Jeff co-founded the Weather Underground in 1995 while working on his Ph.D. He flew with the NOAA Hurricane Hunters from 1986-1990.
By: Dr. Jeff Masters , 2:35 PM GMT on November 10, 2006
The Philippines are bracing for the onslaught of their third major typhoon of the past six weeks, as Category 4 Typhoon Chebi bears down on the main island of Luzon. The Philippines have been hit particularly hard this typhoon season. Super Typhoon Cimaron made landfall October 29 as a Category 5 storm with maximum sustained winds of 160-180 mph. Cimaron killed at least 15, left 2500 homeless, and destroyed about 8% of the island's rice and corn crop. However, disaster officials called the destruction wrought by Cimaron as "minimal" compared to the destruction of devastating Typhoon Xangsane, which hit Luzon on September 27 as a Category 4 storm. Xangsane killed 218 in the Philippines, did over $100 million in damage, and left tens of thousands homeless. Xangsane went on to deliver a serious blow to Vietnam as a Category 2 typhoon, killing 70.

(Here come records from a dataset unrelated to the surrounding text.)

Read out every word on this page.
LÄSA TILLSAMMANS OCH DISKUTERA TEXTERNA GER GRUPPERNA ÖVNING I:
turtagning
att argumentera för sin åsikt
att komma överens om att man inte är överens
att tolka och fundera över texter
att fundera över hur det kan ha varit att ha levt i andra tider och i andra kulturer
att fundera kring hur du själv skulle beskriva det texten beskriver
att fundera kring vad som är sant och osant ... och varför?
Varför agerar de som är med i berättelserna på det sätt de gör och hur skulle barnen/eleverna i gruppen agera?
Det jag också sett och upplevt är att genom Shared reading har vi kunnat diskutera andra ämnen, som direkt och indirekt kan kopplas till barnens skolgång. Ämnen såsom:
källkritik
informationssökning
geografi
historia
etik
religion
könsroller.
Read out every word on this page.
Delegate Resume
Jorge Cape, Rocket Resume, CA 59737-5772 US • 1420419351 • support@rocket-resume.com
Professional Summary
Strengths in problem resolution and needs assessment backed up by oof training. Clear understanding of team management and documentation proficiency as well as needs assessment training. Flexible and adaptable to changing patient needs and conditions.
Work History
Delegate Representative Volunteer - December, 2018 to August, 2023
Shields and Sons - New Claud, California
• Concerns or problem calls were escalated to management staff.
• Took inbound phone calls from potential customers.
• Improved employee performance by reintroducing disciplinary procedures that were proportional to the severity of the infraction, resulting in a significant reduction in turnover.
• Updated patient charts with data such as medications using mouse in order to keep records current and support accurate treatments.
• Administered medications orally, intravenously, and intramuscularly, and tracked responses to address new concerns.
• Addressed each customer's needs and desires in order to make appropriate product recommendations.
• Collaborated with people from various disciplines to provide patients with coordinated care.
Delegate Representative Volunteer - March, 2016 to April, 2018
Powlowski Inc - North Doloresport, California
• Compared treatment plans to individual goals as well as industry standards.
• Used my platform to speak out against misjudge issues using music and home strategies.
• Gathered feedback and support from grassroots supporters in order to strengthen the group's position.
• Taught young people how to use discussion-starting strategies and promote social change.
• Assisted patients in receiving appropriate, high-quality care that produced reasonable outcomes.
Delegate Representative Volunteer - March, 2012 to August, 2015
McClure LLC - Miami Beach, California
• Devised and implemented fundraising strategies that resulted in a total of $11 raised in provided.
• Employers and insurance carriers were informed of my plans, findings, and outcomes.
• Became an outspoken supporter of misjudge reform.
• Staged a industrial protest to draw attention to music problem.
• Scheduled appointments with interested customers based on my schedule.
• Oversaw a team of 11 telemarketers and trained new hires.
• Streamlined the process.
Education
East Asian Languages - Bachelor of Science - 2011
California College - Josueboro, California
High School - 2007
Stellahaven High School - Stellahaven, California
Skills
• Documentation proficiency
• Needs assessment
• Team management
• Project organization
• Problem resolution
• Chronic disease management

Figure 1. Typhoon Chebi during its explosive deepening phase at 0600 GMT November 10, 2006. Image credit: Navy Research Lab.
The amazing thing about all three of these typhoons is that they performed remarkable feats of explosive intensification, deepening from a tropical storm to a Category 4 typhoon in less than 24 hours. It's unusual to see one storm do this in a season, let alone three--and all in the same place! Chebi, which means swallow in Korean, is expected to continue to intensify today into a Super Typhoon with 150 mph winds before making landfall early Saturday morning (Philippines time). The 7am satellite intensity estimate from the NRL Navy website put Chebi's winds at 145 mph, with a central pressure of 916 mb. Chebi is the 18th Category 4 or 5 tropical cyclone to form so far this year globally; the average number of these extreme cyclones is 17 per year.
I'll have an update on Chebi Saturday.